THEATRE: 23 OCTOBER 2016
By JOHN ROZENTALS
E-baby, by Jane Cafarella | Directed by Nadia Tass
Ensemble Theatre (http://ensemble.com.au) | Ensemble Theatre, Kirribilli, Sydney | Until 13 November
It took a little bit of thought but I eventually realised that the answer to my question of what was the secret to the success of e-baby lay in the name of one of Ensemble’s recent productions The Casting Couch.
Director Nadia Tass’s choice of Danielle Carter and Gabrielle Scawthorn to play out this contemporary and poignant two-hander was inspired.
Carter is spot-on as Catherine, the successful, humourless, formality-driven London-based Australian lawyer who desperately wants the child she can’t carry herself.
I doubt Catherine could make love to her husband until all conditions and possibilities were rigorously documented. All crossed and dotted exactly as appropriate, and heaven-forbid if there’s an urge for spontaneity.
Scawthorn plays perfectly the role of Nellie, the young Massachusetts woman who accepts cash payment to carry Catherine’s child, hand it over soon after birth, then exit the scene.
She’s naive. Her life experience has been less than worldly. Her outlook may be simple but she isn’t stupid and at least she has a heart and a pulse.

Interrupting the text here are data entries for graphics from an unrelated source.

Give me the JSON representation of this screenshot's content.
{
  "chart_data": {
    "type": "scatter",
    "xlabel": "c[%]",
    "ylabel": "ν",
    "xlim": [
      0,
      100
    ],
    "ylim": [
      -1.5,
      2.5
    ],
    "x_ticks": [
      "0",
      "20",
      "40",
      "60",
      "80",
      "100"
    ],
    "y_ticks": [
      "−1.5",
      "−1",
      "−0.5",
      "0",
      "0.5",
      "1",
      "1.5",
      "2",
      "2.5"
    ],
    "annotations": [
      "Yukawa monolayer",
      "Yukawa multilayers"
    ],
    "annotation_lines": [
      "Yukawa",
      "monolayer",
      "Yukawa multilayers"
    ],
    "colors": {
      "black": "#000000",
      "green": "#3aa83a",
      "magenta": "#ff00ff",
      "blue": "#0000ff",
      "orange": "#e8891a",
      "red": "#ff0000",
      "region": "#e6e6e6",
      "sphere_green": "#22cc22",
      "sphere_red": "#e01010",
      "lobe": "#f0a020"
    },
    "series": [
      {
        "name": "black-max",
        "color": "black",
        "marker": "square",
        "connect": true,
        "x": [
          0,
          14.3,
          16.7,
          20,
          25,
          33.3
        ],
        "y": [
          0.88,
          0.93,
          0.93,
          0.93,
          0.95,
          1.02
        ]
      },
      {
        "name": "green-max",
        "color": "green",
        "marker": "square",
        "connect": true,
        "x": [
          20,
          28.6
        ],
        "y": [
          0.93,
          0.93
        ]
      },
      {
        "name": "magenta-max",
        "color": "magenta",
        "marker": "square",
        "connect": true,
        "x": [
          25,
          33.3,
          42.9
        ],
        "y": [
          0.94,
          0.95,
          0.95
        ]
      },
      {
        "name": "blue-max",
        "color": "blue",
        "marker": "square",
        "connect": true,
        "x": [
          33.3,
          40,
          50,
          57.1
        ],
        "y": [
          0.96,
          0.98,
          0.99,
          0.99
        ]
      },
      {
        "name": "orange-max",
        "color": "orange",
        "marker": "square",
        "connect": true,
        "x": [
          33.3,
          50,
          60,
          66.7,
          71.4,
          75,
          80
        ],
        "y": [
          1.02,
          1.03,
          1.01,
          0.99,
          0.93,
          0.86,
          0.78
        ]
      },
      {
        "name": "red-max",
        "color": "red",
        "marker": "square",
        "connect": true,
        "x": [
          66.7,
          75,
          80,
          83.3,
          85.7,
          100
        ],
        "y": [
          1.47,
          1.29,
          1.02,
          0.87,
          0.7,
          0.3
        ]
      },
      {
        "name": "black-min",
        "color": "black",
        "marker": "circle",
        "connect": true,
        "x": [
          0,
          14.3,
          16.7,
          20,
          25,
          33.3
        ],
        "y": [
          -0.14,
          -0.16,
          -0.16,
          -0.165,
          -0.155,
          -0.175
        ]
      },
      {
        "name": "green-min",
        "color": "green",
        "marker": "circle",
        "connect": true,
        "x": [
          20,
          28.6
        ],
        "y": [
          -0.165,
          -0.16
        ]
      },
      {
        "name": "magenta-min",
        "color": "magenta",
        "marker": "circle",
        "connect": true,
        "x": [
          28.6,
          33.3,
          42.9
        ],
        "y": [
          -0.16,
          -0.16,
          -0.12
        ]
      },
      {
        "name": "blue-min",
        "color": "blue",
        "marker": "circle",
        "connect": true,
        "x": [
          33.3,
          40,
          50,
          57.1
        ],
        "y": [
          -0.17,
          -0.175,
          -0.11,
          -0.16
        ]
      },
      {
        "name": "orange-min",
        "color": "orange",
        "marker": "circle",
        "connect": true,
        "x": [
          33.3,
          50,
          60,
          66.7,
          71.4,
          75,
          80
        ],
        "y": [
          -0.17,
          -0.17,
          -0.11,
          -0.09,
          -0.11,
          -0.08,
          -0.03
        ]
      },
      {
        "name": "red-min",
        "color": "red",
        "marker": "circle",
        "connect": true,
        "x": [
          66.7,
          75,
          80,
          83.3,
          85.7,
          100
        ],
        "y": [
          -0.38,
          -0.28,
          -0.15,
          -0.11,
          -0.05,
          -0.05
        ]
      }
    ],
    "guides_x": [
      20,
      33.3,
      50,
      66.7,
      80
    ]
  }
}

Catherine’s law firm has a branch in New York, so there is plenty of face-to-face contact but experiences are mainly shared through more modern devices such as mobile phones, texts and Skype.
You know that there wouldn’t be a play in this if it was all smooth sailing and everything fell perfectly into place and so it doesn’t.
To talk too obviously about the traumas would require an equally obvious spoiler alert, so I won’t go there.
But I will say that the two women do encounter plenty of speed humps on their journey, and that Director Tass does a fine job in bringing Jan Cafarella’s provocative, dilemma-laden work to the Ensemble stage in Kirribilli.
And special mention must go the production’s AV Designer, Christopher Page, for constructing on-stage systems that worked a treat and provide the reality necessary without ever coming across as clunky.